Agar pernyataan Jokowi bukan isapan jempol belaka, harap Yendra, pemerintah pusat harus memastikan politisasi Ahmadiyah di pemilu serentak untuk kepentingan politik yang sempit tidak terus bergulir di daerah-daerah dan tidak menjadikan SKB 3 Menteri tahun 2008 tentang Ahmadiyah sebagai konsideran pelarangan Ahmadiyah oleh pemerintah daerah. Sebab sampai saat ini Ahmadiyah tidak pernah dilarang atau dibubarkan.
Bahkan pembaruan legalitasnya disetujui oleh Kemenkumham, 13 Januari 2023, sebagai organisasi sosial keagamaan yang berbadan hukum sejak tahun 1953.
Juandi Gultom dari Divisi Advokasi dan Perdamaian Persekutuan Gereja-gereja di Indonesia (PGI) turut menyayangkan praktik diskriminasi yang terus terjadi pascapernyataan Presiden Jokowi.
Sepanjang 2022 PGI mencatat ada 23 gereja yang mengalami gangguan. Data ini terus meningkat sampai hari ini.

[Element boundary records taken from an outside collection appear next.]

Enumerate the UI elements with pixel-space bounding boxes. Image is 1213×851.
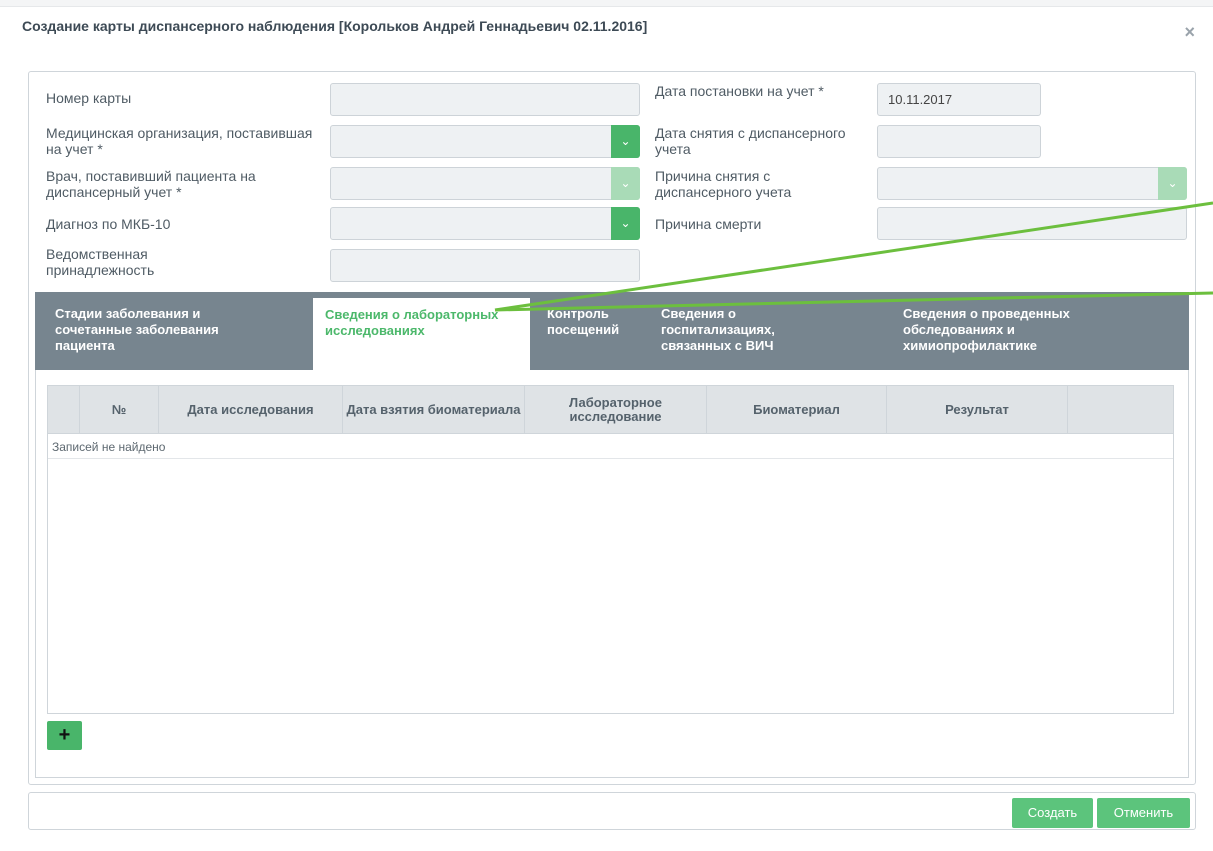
annotation-line-upper — [494, 201, 1213, 312]
annotation-lines — [494, 201, 1213, 312]
annotation-line-lower — [494, 291, 1213, 312]
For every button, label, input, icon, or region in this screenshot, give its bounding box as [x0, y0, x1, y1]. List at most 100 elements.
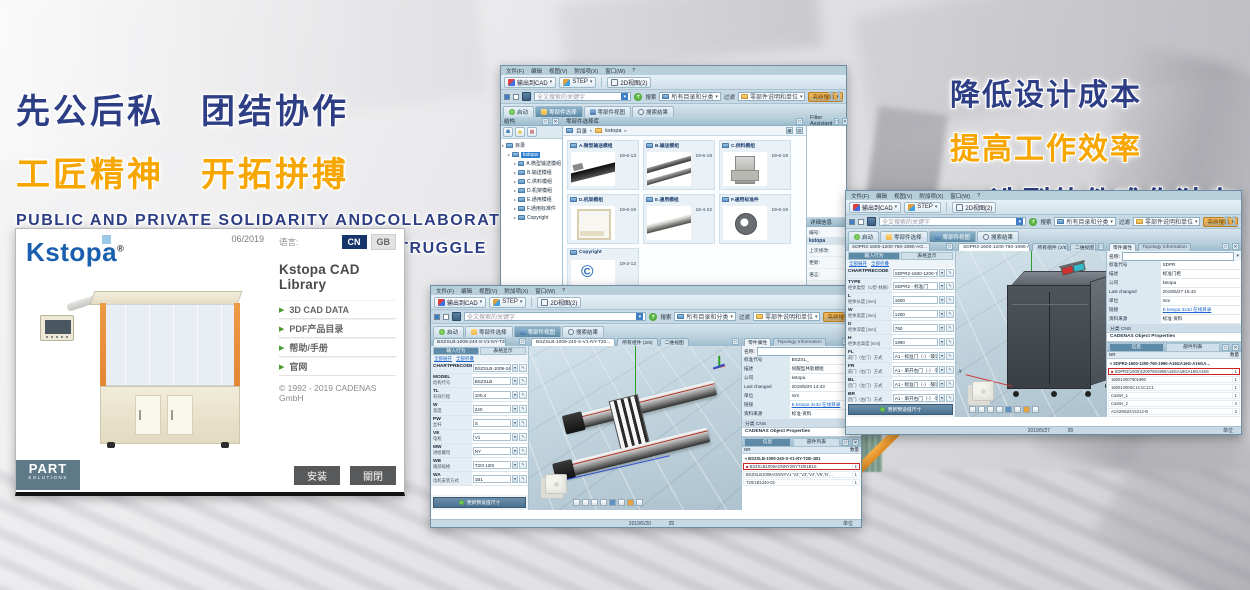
tab-part-selection[interactable]: 零部件选择	[535, 106, 583, 117]
menu-item[interactable]: ?	[632, 68, 635, 74]
maximize-icon[interactable]: □	[834, 118, 839, 125]
structure-row[interactable]: BSZSLB1009AGNNYV1 'V2','V3','V4','V5','N…	[743, 471, 860, 478]
edit-icon[interactable]: ✎	[946, 338, 954, 346]
chevron-down-icon[interactable]: ▾	[512, 461, 518, 469]
menu-item[interactable]: 附加项(X)	[504, 287, 528, 295]
structure-row[interactable]: SDPR2-1600-1200-760-1990-A16GA16G-A16GA…	[1108, 360, 1240, 367]
chevron-down-icon[interactable]: ▾	[939, 394, 945, 402]
edit-icon[interactable]: ✎	[946, 352, 954, 360]
topology-tab[interactable]: Topology Information	[773, 338, 826, 346]
menu-item[interactable]: ?	[562, 288, 565, 294]
subtab-input[interactable]: 输入行为	[848, 252, 900, 260]
view-option-icon[interactable]: ▤	[796, 127, 803, 134]
search-option-checkbox[interactable]	[858, 219, 864, 225]
tab-search-results[interactable]: 搜索结果	[977, 231, 1019, 242]
parameter-value[interactable]: 240	[473, 405, 511, 413]
menu-item[interactable]: 窗口(W)	[950, 192, 970, 200]
view-2d-button[interactable]: 2D视图(2)	[952, 202, 996, 213]
menu-item[interactable]: 文件(F)	[436, 287, 454, 295]
dialog-menu-item[interactable]: ▶ 3D CAD DATA	[279, 300, 396, 319]
viewport-tab-assembly[interactable]: 所有组件 (2/8)	[617, 338, 657, 346]
maximize-icon[interactable]: □	[732, 338, 739, 345]
catalog-card[interactable]: C.供料模组 19-6-19	[719, 140, 791, 190]
structure-row[interactable]: Caster_11	[1108, 392, 1240, 399]
advanced-search-button[interactable]: 高级搜索▾	[1203, 217, 1238, 227]
chevron-down-icon[interactable]: ▾	[939, 366, 945, 374]
view-tool-icon[interactable]	[582, 499, 589, 506]
structure-row[interactable]: Caster_24	[1108, 400, 1240, 407]
export-to-cad-button[interactable]: 输出到CAD▾	[434, 297, 486, 308]
dialog-menu-item[interactable]: ▶ 官网	[279, 357, 396, 376]
info-tab[interactable]: 信息	[744, 438, 791, 447]
close-icon[interactable]: ✕	[552, 118, 559, 125]
chevron-down-icon[interactable]: ▾	[512, 377, 518, 385]
zoom-icon[interactable]	[600, 499, 607, 506]
tab-start[interactable]: 启动	[848, 231, 879, 242]
maximize-icon[interactable]: □	[542, 118, 549, 125]
edit-icon[interactable]: ✎	[946, 366, 954, 374]
structure-row[interactable]: T20I1B1240-021	[743, 479, 860, 486]
tab-search-results[interactable]: 搜索结果	[632, 106, 674, 117]
tree-caret-icon[interactable]: ▸	[514, 170, 516, 175]
search-scope-combo[interactable]: 所有目录和分类▾	[659, 92, 721, 101]
edit-icon[interactable]: ✎	[519, 433, 527, 441]
catalog-card[interactable]: A.微型输送模组 19-6-13	[567, 140, 639, 190]
tab-start[interactable]: 启动	[503, 106, 534, 117]
parameter-value[interactable]: A1 - 标准门（-）-玻璃窗（透）	[893, 352, 938, 360]
subtab-table[interactable]: 表格显示	[901, 252, 953, 260]
cabinet-model[interactable]	[1007, 271, 1106, 399]
menu-item[interactable]: ?	[977, 193, 980, 199]
parameter-value[interactable]: S	[473, 419, 511, 427]
structure-row[interactable]: BSZSLB1009AGNNY2NYT20I1B1S1	[743, 463, 860, 470]
breadcrumb-category[interactable]: kstopa	[605, 128, 621, 134]
parameter-value[interactable]: 1200	[893, 310, 938, 318]
maximize-icon[interactable]: □	[519, 338, 526, 345]
search-input[interactable]: 全文搜索的关键字▾	[534, 92, 631, 101]
info-tab[interactable]: 信息	[1109, 343, 1164, 352]
chevron-down-icon[interactable]: ▾	[939, 352, 945, 360]
edit-icon[interactable]: ✎	[519, 475, 527, 483]
parameter-value[interactable]: SDPR2-1600-1200-760-19	[893, 269, 938, 277]
chevron-down-icon[interactable]: ▾	[512, 475, 518, 483]
calendar-icon[interactable]: ▦	[527, 127, 537, 137]
pan-icon[interactable]	[1014, 406, 1021, 413]
close-icon[interactable]: ✕	[1232, 344, 1239, 351]
maximize-icon[interactable]: □	[1222, 243, 1229, 250]
search-mode-button[interactable]	[867, 217, 876, 226]
menu-item[interactable]: 附加项(X)	[574, 67, 598, 75]
search-option-checkbox[interactable]	[443, 314, 449, 320]
parameter-value[interactable]: BSZSLB-1009-240-S-V1-N	[473, 364, 511, 372]
chevron-down-icon[interactable]: ▾	[512, 419, 518, 427]
step-format-button[interactable]: STEP▾	[904, 202, 941, 213]
viewport-tab-model[interactable]: BSZSLB-1009-240-S-V1-NY-T20...	[531, 338, 615, 346]
edit-icon[interactable]: ✎	[946, 269, 954, 277]
structure-row[interactable]: 16001200SC1C1C1C11	[1108, 384, 1240, 391]
catalog-card[interactable]: F.通用标准件 19-6-19	[719, 194, 791, 244]
chevron-down-icon[interactable]: ▾	[512, 447, 518, 455]
search-scope-combo[interactable]: 所有目录和分类▾	[674, 312, 736, 321]
view-tool-icon[interactable]	[591, 499, 598, 506]
viewport-tab-assembly[interactable]: 所有组件 (2/8)	[1032, 243, 1067, 251]
search-option-checkbox[interactable]	[434, 314, 440, 320]
tab-part-view[interactable]: 零部件视图	[584, 106, 632, 117]
close-icon[interactable]: ✕	[842, 118, 848, 125]
navigation-cube[interactable]	[545, 474, 567, 494]
maximize-icon[interactable]: □	[796, 118, 803, 125]
breadcrumb-root[interactable]: 目录	[576, 127, 587, 135]
maximize-icon[interactable]: □	[946, 243, 953, 250]
viewport-3d[interactable]	[529, 346, 741, 510]
tab-part-selection[interactable]: 零部件选择	[880, 231, 928, 242]
catalog-card[interactable]: B.输送模组 19-6-19	[643, 140, 715, 190]
tree-item[interactable]: ▸ 目录	[502, 141, 561, 150]
tree-item[interactable]: ▸ D.机架模组	[502, 186, 561, 195]
search-option-checkbox[interactable]	[513, 94, 519, 100]
edit-icon[interactable]: ✎	[519, 447, 527, 455]
parameter-value[interactable]: 1600	[893, 296, 938, 304]
name-input[interactable]	[757, 347, 855, 356]
collapse-all-link[interactable]: 全部折叠	[456, 356, 474, 362]
step-format-button[interactable]: STEP▾	[489, 297, 526, 308]
search-input[interactable]: 全文搜索的关键字▾	[464, 312, 646, 321]
view-tool-icon[interactable]	[987, 406, 994, 413]
advanced-search-button[interactable]: 高级搜索▾	[808, 92, 843, 102]
structure-row[interactable]: 1600120076019901	[1108, 376, 1240, 383]
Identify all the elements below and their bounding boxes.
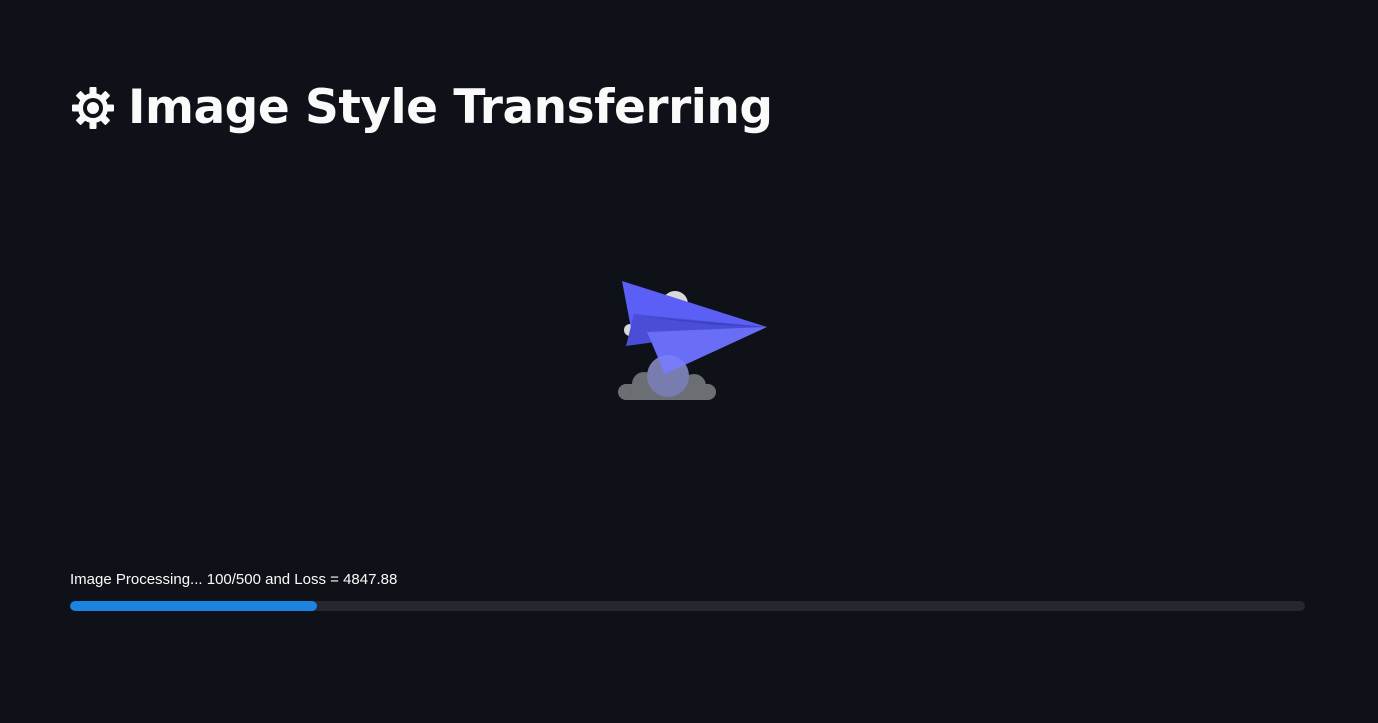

Padahal, kasus-kasus pelanggaran kebebasan beragama yang dialami gereja-gerja sebelumnya banyak yang belum diselesaikan negara,” sesal Juandi.
Ia pun menyebut penolakan dan pembubaran ibadah yang dialami Gereja Pantekosta di Indonesia (GPdI) Metland Cileungsi, Bogor, dan pelarangan beribadah Gereja Protestan Injili Nusantara (GPIN) Filadelfia Bandar Lampung yang sama-sama terjadi pada 5 Februari 2023, setelah perintah Jokowi kepada para pimpinan daerah dan Forkopimda.
Dalam konferensi pers, Koalisi Advokasi Kebebasan Beragama dan Berkeyakinan melihat kecenderungan pelarangan atau penolakan beribadah, rumah ibadah dan kegiatan keagamaan kelompok minoritas agama atau keyakinan tidak tampak surut memasuki tahun-tahun politik.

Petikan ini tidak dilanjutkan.